Nearly 67,000 of the nation’s 605,000 bridges are rated “structurally deficient” and are in need of substantial repair or replacement, according to a new bridge inspections analysis.
Nearly 8,000 are both structurally deficient and “fracture critical," meaning they are designed with no redundancy in their key structural components, so that if one fails the bridge could collapse. The Federal Highway Administration estimates that the backlog of troubled bridges would cost $76 billion to eliminate.
The report, “The Fix We’re In For: The State of the Nation’s Bridges 2013,” conducted by Transportation for America’s (T4America), ranks states and the District of Columbia in terms of the overall condition of the their bridges, with one having the largest share of deficient bridges, 51 the lowest. Twenty-one states have a higher percentage of deficient bridges than the national average of 11%.
The five states with the worst bridge conditions have a share over 20%: Pennsylvania has the largest share of deteriorating bridges (24.5%), followed by Oklahoma (22.0%), Iowa (21.7%), Rhode Island (21.6%) and South Dakota (20.3%).
At the other end of the spectrum, five states have less than 5%t of their bridges rated structurally deficient: Nevada and Florida lead the rankings with 2.2%, followed by Texas (2.6%), Arizona (3.2%) and Utah (4.3%).
“With the collapse of the I-5 bridge in Washington state last month, coming just six years after an interstate collapse in Minnesota, Americans are acutely aware of the critical need to invest in our bridges as our system shows its age,” said James Corless, director of Transportation for America. “Today, though, there more deficient bridges in our 100 largest metropolitan areas than there are McDonald’s locations nationwide.”
Congress has repeatedly declared the condition and safety of our bridges to be of national significance. However, the money to fix them is getting harder to come by with declining gas tax revenues and a fiscal squeeze at all levels of government.
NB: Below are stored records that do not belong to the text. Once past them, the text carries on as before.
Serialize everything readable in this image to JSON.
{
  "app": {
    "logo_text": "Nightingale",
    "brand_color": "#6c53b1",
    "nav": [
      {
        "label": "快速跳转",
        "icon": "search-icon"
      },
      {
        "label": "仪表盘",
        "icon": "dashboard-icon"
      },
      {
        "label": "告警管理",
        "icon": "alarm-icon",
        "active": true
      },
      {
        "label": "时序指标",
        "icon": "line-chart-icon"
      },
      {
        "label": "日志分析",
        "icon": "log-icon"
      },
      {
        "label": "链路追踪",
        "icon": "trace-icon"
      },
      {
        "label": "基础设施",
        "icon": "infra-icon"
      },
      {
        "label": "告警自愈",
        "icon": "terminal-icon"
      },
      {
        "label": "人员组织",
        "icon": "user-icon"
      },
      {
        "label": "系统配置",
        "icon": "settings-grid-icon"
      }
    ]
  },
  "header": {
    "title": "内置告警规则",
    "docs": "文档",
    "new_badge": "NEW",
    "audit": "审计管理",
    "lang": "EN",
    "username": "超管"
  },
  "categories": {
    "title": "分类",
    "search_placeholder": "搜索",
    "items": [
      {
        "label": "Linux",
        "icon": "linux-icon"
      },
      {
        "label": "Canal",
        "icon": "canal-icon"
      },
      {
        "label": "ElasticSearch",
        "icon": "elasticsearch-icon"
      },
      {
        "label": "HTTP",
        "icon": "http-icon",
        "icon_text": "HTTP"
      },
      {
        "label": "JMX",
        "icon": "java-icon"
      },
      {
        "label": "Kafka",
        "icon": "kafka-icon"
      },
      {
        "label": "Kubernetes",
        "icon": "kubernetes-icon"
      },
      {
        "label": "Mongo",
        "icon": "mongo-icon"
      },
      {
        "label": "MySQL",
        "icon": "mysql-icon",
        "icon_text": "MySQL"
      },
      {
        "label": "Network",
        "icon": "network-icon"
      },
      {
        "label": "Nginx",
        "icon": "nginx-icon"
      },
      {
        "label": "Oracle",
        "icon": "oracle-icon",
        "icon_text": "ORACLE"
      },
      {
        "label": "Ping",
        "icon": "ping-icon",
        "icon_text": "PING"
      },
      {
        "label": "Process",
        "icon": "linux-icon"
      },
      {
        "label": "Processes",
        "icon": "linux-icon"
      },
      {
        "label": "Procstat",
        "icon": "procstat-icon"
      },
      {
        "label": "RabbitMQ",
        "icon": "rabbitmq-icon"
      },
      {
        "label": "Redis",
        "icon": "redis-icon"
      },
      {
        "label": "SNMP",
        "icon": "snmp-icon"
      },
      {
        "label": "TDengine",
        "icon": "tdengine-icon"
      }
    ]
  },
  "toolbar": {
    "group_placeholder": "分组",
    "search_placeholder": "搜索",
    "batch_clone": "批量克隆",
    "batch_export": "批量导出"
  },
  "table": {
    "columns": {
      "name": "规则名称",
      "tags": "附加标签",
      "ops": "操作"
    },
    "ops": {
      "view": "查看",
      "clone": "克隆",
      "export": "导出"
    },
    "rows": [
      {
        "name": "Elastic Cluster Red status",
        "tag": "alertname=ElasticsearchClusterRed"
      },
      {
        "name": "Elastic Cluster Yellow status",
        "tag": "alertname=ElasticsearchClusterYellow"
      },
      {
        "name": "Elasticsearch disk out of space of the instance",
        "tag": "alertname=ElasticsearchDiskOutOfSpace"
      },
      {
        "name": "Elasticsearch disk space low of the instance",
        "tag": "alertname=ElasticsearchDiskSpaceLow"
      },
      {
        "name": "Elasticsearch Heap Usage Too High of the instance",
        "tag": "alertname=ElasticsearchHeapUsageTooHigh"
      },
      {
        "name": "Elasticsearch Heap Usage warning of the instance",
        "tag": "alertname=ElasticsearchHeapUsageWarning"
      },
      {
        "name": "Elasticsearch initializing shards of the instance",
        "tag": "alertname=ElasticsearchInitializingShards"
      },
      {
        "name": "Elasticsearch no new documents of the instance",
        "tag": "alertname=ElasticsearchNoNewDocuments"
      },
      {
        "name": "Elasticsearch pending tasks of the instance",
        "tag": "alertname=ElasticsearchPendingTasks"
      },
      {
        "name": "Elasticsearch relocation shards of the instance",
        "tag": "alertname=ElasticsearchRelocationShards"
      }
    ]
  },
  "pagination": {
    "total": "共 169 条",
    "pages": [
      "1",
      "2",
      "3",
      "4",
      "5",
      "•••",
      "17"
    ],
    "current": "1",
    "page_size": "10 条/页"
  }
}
At the same time, Congress made the prospects for bridges even more uncertain last year by eliminating a dedicated fund for them in its update of the federal transportation program. The new law also reduces access to funds for 90% of structurally deficient bridges, most of which are owned by cash-strapped local governments.
“Unfortunately, the changes Congress made last year left the health and safety of our bridges to compete with every other priority,” Corless said. “When it updates the law again next year, Congress should ensure that we have both adequate funding and accountability for fixing all our bridges, regardless of which level of government owns them.”
The authors suggest several recommendations to ensure that there is both funding for safe and well-maintained bridges and accountability for getting the job done, including:
- Increase investment: Current spending levels are precarious and inadequate. In order to bring our rapidly aging infrastructure up to a state of good repair, Congress should raise new, dedicated revenues for surface transportation programs, including bridge repair.
- Restore funding for the 180,000-plus bridges that lost eligibility under the new federal transportation program: Under MAP-21, all of the money previously set aside for bridge repair was rolled into the new National Highway Performance Program, and only 10% of deficient bridges — and 23% of all bridges — are eligible. Congress must restore funding access for all previously eligible bridges.
- Prioritize Repair: Congress should require states to set aside a share of their NHPP funds for bridge repair unless the state’s bridges are certified as being in a state of good repair.